Con dicha moldura el emplazamiento de la obertura rossiniana no necesitaba justificación alguna, aunque su interpretación sí hubiese solicitado alguna que otra respuesta. Rossini tiende a “coger peso” si lo ponemos en manos de una orquesta “moderna” y, como punto de partida, nace con desventaja respecto a propuestas como la que pocas horas después realizaría Gianluca Capuano y Les Musiciens du Prince en el mismo marco. Lo que no es de recibo es mostrase ajeno a lo que viene después. Barenboim conduce sin apreciarse rastro alguno de la ópera, ni de su espíritu, sacando de contexto una testo musical que pierde de este modo su propia carta de identidad, su intitulada naturaleza, como si la doble barra final nos condujese directamente al sepelio. Ni rastro tampoco de la teatralidad y la ironía que Rossini reflejó en sus compases. Barenboim adaptó al compositor de Pésaro a la sonoridad de una Staatskapelle particularmente oscura en su arranque, incapaz de reflejar la riqueza de una partitura lastrada por lo desorganizado del discurso. 

Si Semiramide fue una desilusión Grieg fue una ingrata sorpresa. Se supone que András Schiff debería ser una garantía ante una partitura similar, y más con un compañero de profesión a la batuta. Pues nada más lejos de la realidad. Orquesta y piano actuaron como dos entes separados, donde por momentos no se sabía bien quien reglase sus designios. La descoordinación fue evidente, los fallos, para cualquiera que esté familiarizado con la partitura, notables. Todo un pianista y director como Barenboim no despegaba sus ojos del atril – que dirija de memoria no es en él extraño –, y eso habla bastante poco en su favor. Aunque parezca lo contrario por la cantidad de grabaciones de referencia, pese a ser un concierto de renombre sus interpretaciones en sala son relativamente escasas, hecho que debió haberse previsto y prevenido con algún ensayo más de los escasos que se me antoja pudieron hacer. Con esa excelente combinación de músicos es la única explicación que le encuentro.
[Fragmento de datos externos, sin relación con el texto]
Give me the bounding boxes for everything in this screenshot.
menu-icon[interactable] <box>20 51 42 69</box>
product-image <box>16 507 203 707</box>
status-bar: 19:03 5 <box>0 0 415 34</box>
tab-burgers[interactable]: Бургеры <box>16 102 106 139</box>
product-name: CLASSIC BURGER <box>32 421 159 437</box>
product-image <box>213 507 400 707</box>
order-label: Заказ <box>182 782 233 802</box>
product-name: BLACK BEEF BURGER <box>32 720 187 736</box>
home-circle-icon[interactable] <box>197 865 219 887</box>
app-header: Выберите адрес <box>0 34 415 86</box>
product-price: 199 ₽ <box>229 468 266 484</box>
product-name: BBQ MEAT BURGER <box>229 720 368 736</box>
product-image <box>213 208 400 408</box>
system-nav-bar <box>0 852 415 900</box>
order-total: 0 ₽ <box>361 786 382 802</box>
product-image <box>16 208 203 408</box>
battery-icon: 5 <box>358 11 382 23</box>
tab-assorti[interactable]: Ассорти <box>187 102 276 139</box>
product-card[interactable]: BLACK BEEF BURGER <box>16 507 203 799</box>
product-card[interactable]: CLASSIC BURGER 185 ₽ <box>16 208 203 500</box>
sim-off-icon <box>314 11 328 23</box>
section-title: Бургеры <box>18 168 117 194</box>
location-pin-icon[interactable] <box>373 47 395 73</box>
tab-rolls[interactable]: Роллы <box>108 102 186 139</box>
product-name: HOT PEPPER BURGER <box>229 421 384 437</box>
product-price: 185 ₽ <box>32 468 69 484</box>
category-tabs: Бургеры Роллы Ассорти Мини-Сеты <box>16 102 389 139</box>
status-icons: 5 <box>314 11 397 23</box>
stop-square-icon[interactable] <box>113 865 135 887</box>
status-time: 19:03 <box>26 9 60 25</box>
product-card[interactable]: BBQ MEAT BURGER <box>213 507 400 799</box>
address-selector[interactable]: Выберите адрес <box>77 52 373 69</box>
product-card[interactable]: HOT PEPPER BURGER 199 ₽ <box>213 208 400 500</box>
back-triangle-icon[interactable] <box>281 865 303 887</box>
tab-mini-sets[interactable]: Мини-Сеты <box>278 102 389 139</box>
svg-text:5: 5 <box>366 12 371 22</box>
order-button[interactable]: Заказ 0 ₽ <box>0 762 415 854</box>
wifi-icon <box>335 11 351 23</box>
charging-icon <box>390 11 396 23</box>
El refranero tuvo sin embargo en este concierto un digno ejemplo para cerrar el dicho popular con el que intitulé este texto. La primera sinfonía de Tschaikowski supuso en cierto modo una redención para el director y para la orquesta. La batuta cogió pulso, regresó la ausente precisión, la orquesta retomó su color y balance, se apreció un mayor trabajo en las dinámicas y el fraseo, y se mostró el sentido que hasta el momento había brillado por su ausencia.

Déjenme en todo caso dedicar unas breves palabras a un músico que estuvo allí presente, y que debería ser motivo de satisfacción para todos. Entre los primeros violines de la Staatskapelle se encontraba en calidad de academista el joven valenciano Carlos Graullera, un violinista que tuve el placer de tener como alumno en Zaragoza y que pone en evidencia el talento que, pese a las dificultades – cuando no impedimentos –, no deja de crecer en España. Faber est suae quisque fortunae.